Microstructural, Mechanical and Chemical Behavior of Solid Nuclear Fuel and Fuel-cladding Interface: Poster Session
Sponsored by: TMS Structural Materials Division, TMS: Advanced Characterization, Testing, and Simulation Committee, TMS: Nuclear Materials Committee
Program Organizers: Yi Xie, Purdue University; Miaomiao Jin, Pennsylvania State University; Jason Harp, Oak Ridge National Laboratory; Fabiola Cappia, Idaho National Laboratory; Jennifer Watkins, Idaho National Laboratory; Michael Tonks, University of Florida

Tuesday 5:30 PM
March 21, 2023
Room: Exhibit Hall G
Location: SDCC

Session Chair: Yi Xie, Purdue University


Cancelled
O-13: An Efficient and Oxidation-preventive Method for UN Surrogate Pellets Fabrication: Logan Joyce1; Yi Xie1; 1Purdue University
    Uranium mononitride (UN) is a promising fuel material due to the high U loading and thermal conductivity. However, due to the fast oxidation, making a densified UN fuel pellet is challenging. The conventional sintering method requires an extremely low-oxygen atmosphere and uniform powder particles, which needs a long and complex powder processing. To tackle the problems, we developed an efficient and oxidation-preventive method for producing highly densified UN surrogate pellets using the fast sintering system. The fast sintering process facilitates higher surface diffusion, which results in thicker bonds between particles. The pellets were sintered at 1800 °C for 30 seconds, leading to 95 % relative density. The powder particles were in a wide range of size, but the sintered pellets show uniform microstructure with grains consistent in 10 – 25 µm. Therefore, this method can achieve densified and oxidation-free UN surrogate pellets efficiently and reduce powder processing efforts.

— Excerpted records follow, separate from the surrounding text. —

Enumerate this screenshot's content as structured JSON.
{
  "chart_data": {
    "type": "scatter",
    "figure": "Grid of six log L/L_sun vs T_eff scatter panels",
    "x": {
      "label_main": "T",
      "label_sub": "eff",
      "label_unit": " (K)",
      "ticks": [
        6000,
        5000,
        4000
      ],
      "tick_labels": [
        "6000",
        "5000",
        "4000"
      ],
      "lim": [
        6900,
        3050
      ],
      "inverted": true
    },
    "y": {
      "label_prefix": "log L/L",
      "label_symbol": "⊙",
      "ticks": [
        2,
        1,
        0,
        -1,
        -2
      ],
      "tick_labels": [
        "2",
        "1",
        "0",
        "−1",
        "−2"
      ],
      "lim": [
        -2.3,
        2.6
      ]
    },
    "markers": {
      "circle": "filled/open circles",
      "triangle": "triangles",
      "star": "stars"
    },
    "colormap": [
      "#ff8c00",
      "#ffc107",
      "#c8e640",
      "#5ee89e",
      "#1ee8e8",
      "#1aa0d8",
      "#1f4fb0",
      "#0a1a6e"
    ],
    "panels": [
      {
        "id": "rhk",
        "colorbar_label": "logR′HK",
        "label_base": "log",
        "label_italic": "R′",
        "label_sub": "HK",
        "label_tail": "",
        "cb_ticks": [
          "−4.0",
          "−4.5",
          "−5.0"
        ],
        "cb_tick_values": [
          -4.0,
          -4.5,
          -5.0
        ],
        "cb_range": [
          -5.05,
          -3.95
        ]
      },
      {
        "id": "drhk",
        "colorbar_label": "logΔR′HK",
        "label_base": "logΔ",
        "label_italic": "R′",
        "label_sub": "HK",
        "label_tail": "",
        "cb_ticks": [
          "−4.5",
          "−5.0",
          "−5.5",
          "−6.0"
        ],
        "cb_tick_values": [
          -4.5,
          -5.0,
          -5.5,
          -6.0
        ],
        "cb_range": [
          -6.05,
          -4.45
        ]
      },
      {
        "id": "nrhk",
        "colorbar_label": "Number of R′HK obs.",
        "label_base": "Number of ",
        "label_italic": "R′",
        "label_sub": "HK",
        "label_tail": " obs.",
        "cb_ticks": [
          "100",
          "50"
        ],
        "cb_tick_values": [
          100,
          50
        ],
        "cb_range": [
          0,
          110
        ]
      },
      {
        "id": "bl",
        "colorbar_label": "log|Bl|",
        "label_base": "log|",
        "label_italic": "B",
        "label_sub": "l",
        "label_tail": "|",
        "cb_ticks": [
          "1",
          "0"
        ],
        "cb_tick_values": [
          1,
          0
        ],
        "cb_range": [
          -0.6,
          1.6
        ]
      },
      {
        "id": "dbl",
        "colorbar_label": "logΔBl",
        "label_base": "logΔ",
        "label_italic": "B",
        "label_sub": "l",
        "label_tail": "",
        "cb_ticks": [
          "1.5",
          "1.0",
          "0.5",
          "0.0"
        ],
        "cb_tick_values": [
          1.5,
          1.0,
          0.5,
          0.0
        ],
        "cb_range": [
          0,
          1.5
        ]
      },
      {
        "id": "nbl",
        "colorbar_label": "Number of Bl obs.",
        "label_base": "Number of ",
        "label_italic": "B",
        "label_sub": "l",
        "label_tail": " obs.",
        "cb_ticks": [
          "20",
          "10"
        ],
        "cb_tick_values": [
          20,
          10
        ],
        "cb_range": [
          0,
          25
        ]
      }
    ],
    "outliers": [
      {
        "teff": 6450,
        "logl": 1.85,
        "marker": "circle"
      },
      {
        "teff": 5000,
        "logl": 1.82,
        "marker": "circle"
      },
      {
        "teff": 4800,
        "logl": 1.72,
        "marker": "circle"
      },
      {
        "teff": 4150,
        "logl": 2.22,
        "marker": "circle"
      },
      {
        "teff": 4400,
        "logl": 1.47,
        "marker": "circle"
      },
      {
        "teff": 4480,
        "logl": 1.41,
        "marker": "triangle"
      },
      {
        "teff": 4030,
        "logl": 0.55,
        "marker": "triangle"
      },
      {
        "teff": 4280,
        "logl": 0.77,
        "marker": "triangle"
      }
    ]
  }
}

O-14: Calculation of Grain Boundary Diffusion Coefficients in Gamma U-Mo Using Atomistic Simulations: ATM Jahid Hasan1; Benjamin Beeler1; 1North Carolina State University
    The gamma U-10Mo alloy has been selected for the conversion of US High-Performance Research Reactor (HPRR) fuels from high-enriched uranium to low-enriched uranium. Although UMo alloys have high uranium density and good overall irradiation performance, the irradiation-induced swelling and creep remain important effects that influence the mechanical integrity of the fuel. Fuel performance models need fundamental properties, such as diffusion coefficients, as input to accurately describe the fuel evolution. In this study, we quantify the diffusivity along grain boundaries in UMo fuel. The grain boundary diffusivities of UMo alloys are obtained utilizing molecular dynamics simulations for a temperature range of 600-1200 K. We observe that U diffusivity in the grain boundary is significantly higher than Mo diffusivity, and the total diffusivity decreases with increasing Mo content. The information gathered in this work can inform creep and fission gas swelling models and help understand various phenomena related to UMo fuel performance.

O-15: Experimental Methods for Comprehensive PIE of Test Fuel Rods: Chaitanya Peddeti1; 1UC Berkeley
    Post-irradiation examination (PIE) of reactor fuel components is essential to the analysis of reactor operating conditions. However, the various analysis techniques paired with the process of sample preparation is expensive and time intensive. To combat this, we have designed a multifaceted, optical analysis system that can prepare samples for mechanical testing and microscopy, as well as perform various PIE techniques within a hot cell environment. These measurements include surface element analysis, released isotope analysis, and thermal conductivity. The system utilizes laser ablation-inductively coupled plasma mass-spectroscopy (LA-ICP-MS), along with light induced breakdown spectroscopy (LIBS) to perform PIE on spent fuel materials. We expect this system to accelerate nuclear fuel materials research. We have shown the basic setup is viable to perform laser processing on hot samples in a safe manner, as well as the ability to detect gases released from laser processing.